Friday

Argonauts, ethnic scientific communities

AnnaLee Saxenian, The New Argonauts, Harvard University Press, 2006
William Kerr, Ethnic Scientific Communities and International Technology Diffusion, HBS Working Paper 06-022, 2006
Ajay Agrawal, Devesh Kapur, John McHale, Defying Distance: Examining the Influence of the Diaspora on Scientific Knowledge Flows, Working Paper 2004


Entrepreneurial networks carry regional advantage across distance

AnnaLee Saxenian has long been a follower of localized firm and professional networks in the hi-tech industry, highlighting their superiority over corporate hierarchies in her book "Regional Advantage." More recently, in "The New Argonauts," she has turned to ethnic professional networks in Silicon Valley, especially in the Indian, Chinese and Israeli communities. These networks, originally founded for social purposes, evolved to become professional networks for advice, capital and know-how for immigrant entrepreneurs. As immigrant entrepreneurs in Silicon Valley identified business opportunities in their home countries, the networks extended to support these new ventures. They also tied into their home-countries' networks through alumni associations and family ties.

Thus, organizations that were once highly localized began to reach across continents - and their benefits with them. Access to tacit knowledge (technical and managerial), a common understanding of entrepreneurship, shared language and culture have all been considered factors that are bound by geography and contribute to the success of regional economies.

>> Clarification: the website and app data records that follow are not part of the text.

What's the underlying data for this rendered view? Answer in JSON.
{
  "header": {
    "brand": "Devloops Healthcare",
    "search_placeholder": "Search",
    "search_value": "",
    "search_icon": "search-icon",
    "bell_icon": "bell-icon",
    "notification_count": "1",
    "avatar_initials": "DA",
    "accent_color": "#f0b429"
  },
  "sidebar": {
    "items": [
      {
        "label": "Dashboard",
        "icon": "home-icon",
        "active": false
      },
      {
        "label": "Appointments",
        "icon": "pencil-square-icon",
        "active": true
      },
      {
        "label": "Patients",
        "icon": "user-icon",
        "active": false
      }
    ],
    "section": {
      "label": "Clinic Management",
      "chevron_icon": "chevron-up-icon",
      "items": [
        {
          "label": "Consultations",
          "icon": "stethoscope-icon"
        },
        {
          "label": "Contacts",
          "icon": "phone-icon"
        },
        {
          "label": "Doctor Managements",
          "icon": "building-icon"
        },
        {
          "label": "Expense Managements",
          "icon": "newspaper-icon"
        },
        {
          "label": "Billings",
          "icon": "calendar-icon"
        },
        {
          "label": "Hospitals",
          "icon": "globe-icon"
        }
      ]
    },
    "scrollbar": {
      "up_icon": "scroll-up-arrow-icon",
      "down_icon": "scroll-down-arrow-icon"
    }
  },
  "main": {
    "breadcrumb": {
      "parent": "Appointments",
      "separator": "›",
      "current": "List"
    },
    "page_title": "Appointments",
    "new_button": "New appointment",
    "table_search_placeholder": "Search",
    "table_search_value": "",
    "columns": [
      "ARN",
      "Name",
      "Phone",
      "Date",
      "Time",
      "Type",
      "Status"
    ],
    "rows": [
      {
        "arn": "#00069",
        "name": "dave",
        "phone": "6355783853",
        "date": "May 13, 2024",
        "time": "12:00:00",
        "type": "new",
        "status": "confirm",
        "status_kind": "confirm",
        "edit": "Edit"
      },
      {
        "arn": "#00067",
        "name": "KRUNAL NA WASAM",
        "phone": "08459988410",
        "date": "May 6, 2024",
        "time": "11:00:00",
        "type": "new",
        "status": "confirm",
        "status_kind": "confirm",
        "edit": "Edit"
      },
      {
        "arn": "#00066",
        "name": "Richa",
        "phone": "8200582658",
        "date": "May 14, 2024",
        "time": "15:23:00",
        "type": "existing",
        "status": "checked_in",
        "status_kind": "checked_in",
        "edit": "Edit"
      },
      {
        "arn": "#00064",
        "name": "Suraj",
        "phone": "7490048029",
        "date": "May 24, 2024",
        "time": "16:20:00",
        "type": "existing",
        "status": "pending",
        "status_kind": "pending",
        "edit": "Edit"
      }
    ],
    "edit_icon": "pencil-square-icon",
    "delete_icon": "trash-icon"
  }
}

Now, they are transcending vast distances thanks to the kinds of networks described by Saxenian. New "Argonauts" (people who work in two or more regions, shuttling back and forth several times per month) literally carry market and technological knowledge, contacts, business models and capital around the world.

As a result:
Silicon Valley, once the uncontested technology leader, is now integrated into a dynamic network of specialized and complementary regional economies.
These new technology regions are not replicas of Silicon Valley, nor are they becoming new Silicon Valleys [...] Even as the returnees seek to use their experience in Silicon Valley to reshape these institutions, distinctive regional and national histories ensure that the identities and technology trajectories of these regions are unlikely to converge.


Some quantitative evidence

Ajay Agrawal, Devesh Kapur and John McHale analyzed patent citations within the Indian diaspora. They found that co-ethnicity increases the likelihood of knowledge flows. Diaspora membership is also found to substitute for co-location as a conduit for knowledge flows.

In a similar study, William Kerr has found quantitative evidence for the power of ethnic networks in a patent citation study. By linking patent data with an ethnic name-database, he was able to analyze ethnic scientific communities in the United States and the communities' home countries. He found that ethnic communities contribute significantly to technology adoption within the first five years of a new technology being developed.

Kerr also found tangible benefits for the home countries using a factor productivity approach: Greater integration with the US technology frontier contributed to an increase in manufacturing output in these countries. In more advanced economies the effect was due to productivity increases; in less advanced countries, productivity increases combined with a reallocation of labor from agriculture to manufacturing.